Summary
MetLife, Inc. (MET) filed an 8-K on August 11, 2008, reporting a material modification to the rights of its security holders. The company entered into a Sixth Supplemental Indenture concerning its 4.82% Junior Subordinated Debt Securities, Series A, due 2039 (Series A Debentures). This modification is directly linked to MetLife's 2005 issuance of 6.375% Common Equity Units. Each Unit comprised a contract to buy MET common stock and beneficial interests in two trust preferred securities (Trust II and Trust III), whose sole assets were the Series A and Series B Debentures, respectively. The key event is the dissolution of Trust II on August 6, 2008, which now directly links the Units to beneficial interests in the Series A Debentures.
Key Highlights
- 1MetLife, Inc. modified its 4.82% Junior Subordinated Debt Securities, Series A, due 2039 (Series A Debentures) via a Sixth Supplemental Indenture.
- 2The modification is related to MetLife's 2005 issuance of 6.375% Common Equity Units.

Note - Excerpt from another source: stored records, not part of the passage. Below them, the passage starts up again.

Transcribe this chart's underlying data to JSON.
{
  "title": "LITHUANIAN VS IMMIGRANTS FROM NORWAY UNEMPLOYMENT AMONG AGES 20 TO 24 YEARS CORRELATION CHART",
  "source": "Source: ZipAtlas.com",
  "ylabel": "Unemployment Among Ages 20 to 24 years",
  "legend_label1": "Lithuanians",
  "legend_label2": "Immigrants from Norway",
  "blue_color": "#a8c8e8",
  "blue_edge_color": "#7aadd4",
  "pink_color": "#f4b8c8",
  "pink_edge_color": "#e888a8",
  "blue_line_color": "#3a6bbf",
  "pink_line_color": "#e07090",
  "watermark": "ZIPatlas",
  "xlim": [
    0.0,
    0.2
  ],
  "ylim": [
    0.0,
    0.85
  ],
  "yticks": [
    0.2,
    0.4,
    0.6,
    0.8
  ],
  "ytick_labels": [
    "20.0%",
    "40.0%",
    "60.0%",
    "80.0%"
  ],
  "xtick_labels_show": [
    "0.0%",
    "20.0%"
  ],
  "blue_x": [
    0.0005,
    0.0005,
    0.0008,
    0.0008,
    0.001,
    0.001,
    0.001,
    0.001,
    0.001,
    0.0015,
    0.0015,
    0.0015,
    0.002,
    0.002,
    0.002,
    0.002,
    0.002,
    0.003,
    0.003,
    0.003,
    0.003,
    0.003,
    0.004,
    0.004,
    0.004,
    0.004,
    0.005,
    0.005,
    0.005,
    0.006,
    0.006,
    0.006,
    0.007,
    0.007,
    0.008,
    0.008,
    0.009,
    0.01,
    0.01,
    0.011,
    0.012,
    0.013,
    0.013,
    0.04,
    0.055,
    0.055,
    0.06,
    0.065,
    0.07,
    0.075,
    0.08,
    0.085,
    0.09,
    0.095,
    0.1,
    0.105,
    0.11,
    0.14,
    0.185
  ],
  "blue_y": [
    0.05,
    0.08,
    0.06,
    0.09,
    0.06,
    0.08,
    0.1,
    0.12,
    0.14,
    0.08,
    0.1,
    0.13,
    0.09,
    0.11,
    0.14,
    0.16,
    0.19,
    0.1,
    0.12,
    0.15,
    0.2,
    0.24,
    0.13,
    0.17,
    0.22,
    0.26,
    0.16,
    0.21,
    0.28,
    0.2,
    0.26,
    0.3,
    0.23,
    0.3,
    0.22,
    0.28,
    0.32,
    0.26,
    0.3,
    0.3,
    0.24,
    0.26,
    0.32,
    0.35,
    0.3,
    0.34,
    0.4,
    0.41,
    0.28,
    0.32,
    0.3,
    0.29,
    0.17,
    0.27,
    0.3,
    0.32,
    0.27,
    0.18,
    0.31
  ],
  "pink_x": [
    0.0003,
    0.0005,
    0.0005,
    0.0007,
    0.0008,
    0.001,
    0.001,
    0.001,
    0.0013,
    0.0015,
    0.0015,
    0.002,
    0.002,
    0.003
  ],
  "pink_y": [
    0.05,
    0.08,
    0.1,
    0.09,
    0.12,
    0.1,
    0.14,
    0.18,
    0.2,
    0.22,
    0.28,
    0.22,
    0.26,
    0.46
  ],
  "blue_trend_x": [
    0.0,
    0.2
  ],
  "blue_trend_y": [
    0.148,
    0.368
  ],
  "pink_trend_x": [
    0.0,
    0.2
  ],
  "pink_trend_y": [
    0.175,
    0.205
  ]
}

- 3On August 6, 2008, MetLife dissolved Trust II, which previously held Series A Debentures as its sole asset.
- 4Following the dissolution of Trust II, the Common Equity Units now directly include a beneficial interest in the Series A Debentures.
- 5The Sixth Supplemental Indenture introduces new remarketing procedures for the Series A Debentures on behalf of Unit holders.
- 6The indenture also outlines updated redemption provisions and shortens the default period for interest payment defaults post-remarketing.